Established in 2003, Dr. Letourneau’s Child Health Implementation and Longitudinal Development (CHILD) Studies Program has been focused on understanding, intervening, and translating knowledge about the importance of early experiences to children’s lifelong developmental health. Recently, she expanded the CHILD Studies Program to include a new focus on innovative training for graduate students and post-doctoral fellows to undertake community-engaged implementation science research. Together, these approaches are designed to promote system changes to improve the lives of children and families affected by early adversities. These foci are encapsulated in five CHILD Studies Program objectives:
To understand impacts of socio-environmental exposures on children’s mental health, neurodevelopment, and other health outcomes (e.g. inflammation) with a focus on parental perinatal depression and anxiety, family violence, and adverse childhood experiences (ACEs).

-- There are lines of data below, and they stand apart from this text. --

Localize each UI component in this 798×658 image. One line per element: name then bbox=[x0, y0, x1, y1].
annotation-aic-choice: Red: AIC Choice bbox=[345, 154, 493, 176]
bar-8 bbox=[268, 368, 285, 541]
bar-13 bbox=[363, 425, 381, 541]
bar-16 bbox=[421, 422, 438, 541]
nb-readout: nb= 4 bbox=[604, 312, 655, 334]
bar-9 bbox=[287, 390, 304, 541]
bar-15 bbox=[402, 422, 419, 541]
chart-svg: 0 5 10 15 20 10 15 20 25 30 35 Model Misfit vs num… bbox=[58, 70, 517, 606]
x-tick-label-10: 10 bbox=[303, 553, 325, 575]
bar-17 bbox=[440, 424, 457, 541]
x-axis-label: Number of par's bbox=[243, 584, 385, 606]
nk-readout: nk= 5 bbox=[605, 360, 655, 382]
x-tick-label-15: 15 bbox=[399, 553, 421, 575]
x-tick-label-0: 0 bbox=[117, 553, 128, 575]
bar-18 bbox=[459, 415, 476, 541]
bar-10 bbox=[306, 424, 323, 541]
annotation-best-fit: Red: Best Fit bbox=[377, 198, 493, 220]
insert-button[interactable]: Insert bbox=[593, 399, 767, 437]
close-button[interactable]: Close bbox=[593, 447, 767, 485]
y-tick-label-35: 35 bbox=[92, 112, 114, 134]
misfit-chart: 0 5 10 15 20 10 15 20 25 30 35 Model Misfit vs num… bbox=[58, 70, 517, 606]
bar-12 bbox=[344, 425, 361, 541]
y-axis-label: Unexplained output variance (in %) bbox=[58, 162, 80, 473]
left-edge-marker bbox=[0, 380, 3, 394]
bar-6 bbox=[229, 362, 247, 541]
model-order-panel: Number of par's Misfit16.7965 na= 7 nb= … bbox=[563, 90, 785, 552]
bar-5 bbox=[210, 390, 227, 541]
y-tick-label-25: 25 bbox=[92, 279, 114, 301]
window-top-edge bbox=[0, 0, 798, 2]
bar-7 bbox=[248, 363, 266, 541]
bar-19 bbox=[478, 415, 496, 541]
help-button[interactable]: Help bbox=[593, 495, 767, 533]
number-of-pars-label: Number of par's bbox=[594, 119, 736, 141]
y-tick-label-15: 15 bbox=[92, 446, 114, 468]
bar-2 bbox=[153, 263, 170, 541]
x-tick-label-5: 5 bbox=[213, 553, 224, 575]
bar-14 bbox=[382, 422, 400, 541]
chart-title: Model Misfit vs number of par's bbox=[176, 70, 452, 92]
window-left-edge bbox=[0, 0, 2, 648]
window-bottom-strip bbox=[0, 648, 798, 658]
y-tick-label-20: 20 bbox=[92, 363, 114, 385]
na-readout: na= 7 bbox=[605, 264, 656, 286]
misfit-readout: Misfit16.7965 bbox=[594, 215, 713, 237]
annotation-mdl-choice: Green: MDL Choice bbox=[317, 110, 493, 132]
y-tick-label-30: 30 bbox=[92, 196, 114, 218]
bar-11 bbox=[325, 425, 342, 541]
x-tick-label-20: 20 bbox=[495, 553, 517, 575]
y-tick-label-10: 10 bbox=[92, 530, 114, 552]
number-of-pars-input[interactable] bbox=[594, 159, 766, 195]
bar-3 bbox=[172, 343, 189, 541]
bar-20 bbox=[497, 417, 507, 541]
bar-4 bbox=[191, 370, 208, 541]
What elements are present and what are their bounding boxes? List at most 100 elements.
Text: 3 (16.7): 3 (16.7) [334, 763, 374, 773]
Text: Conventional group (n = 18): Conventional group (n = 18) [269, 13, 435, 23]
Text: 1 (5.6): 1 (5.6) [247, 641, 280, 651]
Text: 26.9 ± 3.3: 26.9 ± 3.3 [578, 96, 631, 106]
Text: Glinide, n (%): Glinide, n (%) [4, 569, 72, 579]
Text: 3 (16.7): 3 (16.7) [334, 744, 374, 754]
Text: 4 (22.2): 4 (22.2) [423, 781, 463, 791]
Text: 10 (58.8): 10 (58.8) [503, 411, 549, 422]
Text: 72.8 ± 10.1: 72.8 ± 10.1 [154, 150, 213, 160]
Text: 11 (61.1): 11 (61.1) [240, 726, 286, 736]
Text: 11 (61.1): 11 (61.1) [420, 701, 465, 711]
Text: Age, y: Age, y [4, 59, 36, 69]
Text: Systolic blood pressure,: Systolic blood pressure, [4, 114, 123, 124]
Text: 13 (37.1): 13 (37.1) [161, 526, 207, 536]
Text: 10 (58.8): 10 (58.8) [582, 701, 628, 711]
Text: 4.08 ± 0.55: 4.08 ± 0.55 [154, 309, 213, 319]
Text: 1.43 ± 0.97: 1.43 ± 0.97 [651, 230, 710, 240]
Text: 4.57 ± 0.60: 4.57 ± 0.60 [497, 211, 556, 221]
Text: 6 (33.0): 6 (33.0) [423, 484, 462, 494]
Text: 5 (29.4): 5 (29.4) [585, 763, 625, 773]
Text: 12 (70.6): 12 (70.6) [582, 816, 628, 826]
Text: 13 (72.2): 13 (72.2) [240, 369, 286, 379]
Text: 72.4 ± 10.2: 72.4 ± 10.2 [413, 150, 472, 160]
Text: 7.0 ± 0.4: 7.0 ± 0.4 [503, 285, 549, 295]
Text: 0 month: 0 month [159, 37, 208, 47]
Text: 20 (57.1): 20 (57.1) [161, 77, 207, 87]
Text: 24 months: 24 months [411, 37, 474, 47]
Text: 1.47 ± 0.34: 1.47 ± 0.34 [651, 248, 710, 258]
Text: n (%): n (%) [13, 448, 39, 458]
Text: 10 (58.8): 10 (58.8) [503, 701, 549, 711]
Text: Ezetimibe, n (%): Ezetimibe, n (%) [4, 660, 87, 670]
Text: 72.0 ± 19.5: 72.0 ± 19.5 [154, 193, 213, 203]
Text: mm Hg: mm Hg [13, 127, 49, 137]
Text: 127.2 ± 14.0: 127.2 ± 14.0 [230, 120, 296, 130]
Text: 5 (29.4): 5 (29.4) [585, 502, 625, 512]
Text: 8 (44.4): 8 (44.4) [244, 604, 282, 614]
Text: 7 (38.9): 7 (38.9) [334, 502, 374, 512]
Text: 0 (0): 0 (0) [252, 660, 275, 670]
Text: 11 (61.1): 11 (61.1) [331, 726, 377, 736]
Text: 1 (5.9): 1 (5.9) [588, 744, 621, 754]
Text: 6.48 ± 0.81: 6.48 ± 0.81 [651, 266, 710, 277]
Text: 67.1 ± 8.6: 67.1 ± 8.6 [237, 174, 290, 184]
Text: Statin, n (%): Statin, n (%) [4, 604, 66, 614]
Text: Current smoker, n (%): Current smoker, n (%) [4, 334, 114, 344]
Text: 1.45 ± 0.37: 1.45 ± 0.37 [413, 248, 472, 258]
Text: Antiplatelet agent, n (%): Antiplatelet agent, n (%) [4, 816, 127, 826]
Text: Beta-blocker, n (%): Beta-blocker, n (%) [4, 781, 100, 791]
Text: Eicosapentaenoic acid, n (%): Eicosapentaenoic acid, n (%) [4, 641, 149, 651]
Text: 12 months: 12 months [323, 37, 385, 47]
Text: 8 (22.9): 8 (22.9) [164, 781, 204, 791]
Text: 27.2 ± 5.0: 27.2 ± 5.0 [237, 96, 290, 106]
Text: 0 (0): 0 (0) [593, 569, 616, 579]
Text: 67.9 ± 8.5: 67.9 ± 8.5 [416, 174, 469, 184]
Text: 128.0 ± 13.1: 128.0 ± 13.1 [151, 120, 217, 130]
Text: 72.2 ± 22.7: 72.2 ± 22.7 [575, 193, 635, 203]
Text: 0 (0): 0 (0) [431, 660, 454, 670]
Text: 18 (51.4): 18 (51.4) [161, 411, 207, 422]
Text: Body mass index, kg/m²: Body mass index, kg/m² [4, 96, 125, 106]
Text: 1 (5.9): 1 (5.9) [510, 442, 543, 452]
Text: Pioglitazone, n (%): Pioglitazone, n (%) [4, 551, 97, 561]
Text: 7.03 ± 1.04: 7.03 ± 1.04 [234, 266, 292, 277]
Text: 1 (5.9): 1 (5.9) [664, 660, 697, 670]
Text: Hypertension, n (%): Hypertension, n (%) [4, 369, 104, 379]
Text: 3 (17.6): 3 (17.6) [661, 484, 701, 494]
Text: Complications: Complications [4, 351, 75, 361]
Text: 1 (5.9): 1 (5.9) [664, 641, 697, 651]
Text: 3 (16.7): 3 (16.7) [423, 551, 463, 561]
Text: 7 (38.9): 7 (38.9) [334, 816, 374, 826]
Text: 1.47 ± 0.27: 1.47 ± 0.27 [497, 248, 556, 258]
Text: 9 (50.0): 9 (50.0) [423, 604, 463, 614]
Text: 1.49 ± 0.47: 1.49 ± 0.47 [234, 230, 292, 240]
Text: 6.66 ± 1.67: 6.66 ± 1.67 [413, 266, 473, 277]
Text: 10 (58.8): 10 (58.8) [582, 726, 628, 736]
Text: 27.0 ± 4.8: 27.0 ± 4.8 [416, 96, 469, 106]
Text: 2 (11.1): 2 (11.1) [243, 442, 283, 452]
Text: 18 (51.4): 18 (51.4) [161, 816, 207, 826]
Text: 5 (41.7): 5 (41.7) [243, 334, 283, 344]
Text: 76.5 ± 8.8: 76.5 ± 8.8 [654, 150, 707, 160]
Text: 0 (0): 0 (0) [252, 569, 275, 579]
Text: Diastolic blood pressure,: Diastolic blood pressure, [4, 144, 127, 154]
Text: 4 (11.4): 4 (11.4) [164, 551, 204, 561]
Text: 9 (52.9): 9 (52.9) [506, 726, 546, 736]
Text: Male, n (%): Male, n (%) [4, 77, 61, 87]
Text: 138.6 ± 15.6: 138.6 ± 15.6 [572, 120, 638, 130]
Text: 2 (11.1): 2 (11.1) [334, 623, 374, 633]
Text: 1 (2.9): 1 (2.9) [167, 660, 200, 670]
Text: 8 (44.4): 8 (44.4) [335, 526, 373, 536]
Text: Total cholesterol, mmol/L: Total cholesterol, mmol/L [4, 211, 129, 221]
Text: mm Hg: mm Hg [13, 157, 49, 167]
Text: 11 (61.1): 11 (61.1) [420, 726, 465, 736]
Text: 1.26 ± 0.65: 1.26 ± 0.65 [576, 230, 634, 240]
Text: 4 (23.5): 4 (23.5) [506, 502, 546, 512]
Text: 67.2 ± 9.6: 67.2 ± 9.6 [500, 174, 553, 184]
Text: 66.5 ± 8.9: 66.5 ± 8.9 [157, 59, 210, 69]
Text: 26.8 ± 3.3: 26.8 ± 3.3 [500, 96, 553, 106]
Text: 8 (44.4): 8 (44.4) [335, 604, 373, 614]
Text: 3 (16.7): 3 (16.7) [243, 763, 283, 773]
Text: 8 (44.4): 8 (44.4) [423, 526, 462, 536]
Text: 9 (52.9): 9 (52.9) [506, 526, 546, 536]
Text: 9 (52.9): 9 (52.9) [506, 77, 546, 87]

To understand underlying mechanisms, mediators, and moderators (e.g. epigenetic patterns, genetic plasticity, cortisol, child sex, parent-child relationship qualities including sensitivity and responsiveness, maternal-child attachment security) of the association between socio-environmental exposures and children’s outcomes in objective 1.
To develop and test interventions to support vulnerable children’s mental health, neurodevelopment, and other health outcomes in families affected by parental perinatal depression and anxiety, family violence, and ACEs.
To translate research findings in multiple traditional and novel ways to achieve the largest possible audience, uptake, and impact.
To train the next generation of scientists to undertake community-engaged implementation science research designed to improve services and programs for children and families (especially girls, women, and gender-diverse people) exposed to early adversity.